The film, directed by Derek Cianfrance, is a Weinstein Company Sundance acquisition and has received positive reviews from all of its festival appearances. Set to be released on the last day of the year, the film now faces the challenge of a ratings appeal, cutting the film, or trying to push through a successful unrelated release. For a film that is looking to score Oscar attention for its actors, that latter option is a tough one.

The MPAA excels at John Proctoring films into early graves or more-niche-than-necessary releases, and this is no different. The consensus seems to be that the scene is more emotionally uncomfortable than explicit, and responses from many festival-viewers maintain that there isn’t any notable nudity or any violence at all. I’m interested in seeing the film for myself and finding out if there is some dangerous, threatening piece of this film that would merit such a crippling rating, though I think I’m just going to discovery that more MPAA dick-swinging and hyper-conservatism is the culprit.

These ratings were created with the noble idea of giving parents a resource with which to properly decide what their kids can and can not see. We live in a time though, when parents have nearly infinite resources to find out the most minute details about any piece of media their kid might be exposed to, and an era where DVD distribution has seen studios circumventing their own little pet council to make a few extra bucks on UNRATED discs.

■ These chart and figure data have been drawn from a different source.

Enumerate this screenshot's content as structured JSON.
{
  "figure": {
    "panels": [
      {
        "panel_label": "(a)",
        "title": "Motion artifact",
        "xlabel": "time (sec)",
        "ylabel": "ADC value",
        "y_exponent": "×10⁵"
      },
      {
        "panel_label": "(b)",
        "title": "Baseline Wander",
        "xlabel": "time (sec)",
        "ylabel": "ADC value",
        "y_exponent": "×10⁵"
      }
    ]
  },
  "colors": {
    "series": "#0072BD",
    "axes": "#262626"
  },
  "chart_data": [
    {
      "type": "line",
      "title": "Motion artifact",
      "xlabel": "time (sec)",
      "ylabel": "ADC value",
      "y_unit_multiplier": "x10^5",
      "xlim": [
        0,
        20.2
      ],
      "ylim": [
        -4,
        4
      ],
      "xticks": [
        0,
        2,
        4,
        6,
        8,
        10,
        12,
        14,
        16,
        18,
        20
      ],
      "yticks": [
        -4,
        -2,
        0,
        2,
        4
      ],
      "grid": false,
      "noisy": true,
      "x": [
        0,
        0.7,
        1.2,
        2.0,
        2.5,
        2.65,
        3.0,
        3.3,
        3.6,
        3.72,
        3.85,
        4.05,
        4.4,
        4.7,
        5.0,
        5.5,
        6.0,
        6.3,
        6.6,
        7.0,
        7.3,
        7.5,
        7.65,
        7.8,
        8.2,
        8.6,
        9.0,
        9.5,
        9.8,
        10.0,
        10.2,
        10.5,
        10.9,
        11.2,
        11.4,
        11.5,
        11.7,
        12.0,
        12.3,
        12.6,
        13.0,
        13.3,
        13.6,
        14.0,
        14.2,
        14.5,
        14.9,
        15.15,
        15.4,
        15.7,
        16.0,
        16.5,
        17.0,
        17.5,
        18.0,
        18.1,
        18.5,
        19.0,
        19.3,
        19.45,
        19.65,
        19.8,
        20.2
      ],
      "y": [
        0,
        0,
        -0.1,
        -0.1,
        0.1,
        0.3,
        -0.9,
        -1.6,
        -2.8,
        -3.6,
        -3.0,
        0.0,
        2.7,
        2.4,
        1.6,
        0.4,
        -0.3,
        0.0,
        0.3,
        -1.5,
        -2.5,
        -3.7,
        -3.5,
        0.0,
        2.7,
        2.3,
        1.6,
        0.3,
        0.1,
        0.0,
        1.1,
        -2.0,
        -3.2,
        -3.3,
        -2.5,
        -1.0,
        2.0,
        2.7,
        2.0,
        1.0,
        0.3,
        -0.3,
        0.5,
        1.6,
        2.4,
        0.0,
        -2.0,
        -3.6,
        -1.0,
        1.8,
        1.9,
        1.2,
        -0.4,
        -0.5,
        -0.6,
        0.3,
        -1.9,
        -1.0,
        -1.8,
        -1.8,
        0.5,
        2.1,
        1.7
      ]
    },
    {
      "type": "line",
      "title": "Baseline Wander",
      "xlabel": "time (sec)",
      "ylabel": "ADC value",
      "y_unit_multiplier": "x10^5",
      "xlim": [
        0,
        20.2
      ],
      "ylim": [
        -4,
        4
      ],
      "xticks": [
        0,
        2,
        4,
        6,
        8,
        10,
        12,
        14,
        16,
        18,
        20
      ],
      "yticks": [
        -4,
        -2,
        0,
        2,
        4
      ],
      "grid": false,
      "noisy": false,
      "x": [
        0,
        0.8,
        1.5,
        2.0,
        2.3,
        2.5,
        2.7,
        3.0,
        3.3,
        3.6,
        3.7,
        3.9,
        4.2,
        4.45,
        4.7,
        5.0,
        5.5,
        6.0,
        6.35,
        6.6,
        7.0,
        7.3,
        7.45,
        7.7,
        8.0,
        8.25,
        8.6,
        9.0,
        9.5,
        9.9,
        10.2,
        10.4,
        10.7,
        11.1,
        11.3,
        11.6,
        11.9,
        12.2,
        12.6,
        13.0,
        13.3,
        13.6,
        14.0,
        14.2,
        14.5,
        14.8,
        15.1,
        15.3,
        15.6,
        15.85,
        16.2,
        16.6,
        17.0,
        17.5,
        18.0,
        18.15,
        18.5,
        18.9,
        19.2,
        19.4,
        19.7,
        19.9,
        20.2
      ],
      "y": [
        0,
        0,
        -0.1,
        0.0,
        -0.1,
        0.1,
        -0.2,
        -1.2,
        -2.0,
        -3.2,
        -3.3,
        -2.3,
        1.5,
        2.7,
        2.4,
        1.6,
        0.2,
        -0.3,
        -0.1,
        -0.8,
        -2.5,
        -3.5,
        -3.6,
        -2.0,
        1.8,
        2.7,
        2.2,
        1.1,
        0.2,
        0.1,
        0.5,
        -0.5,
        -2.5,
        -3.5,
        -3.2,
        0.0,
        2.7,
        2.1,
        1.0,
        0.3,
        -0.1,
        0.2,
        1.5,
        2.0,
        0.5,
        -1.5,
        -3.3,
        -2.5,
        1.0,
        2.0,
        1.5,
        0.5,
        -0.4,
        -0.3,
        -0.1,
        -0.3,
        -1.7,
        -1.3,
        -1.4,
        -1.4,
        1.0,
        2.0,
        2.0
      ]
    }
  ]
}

The over-simplified ratings system has long been rendered useless- it holds literally zero value for filmmakers or for parents, and is simply an outdated ghost of a piss-ant attempt at a Hollywood studio Illuminati.

The theater chains are certainly showing no balls in the small horror-based attempts at ignoring the MPAA, and I have no hope that the rating system will cease entirelyanytime soon, but at least the unstoppable tide of modern digital distribution is making them an increasingly tiny voice pissing into an increasingly loud wind.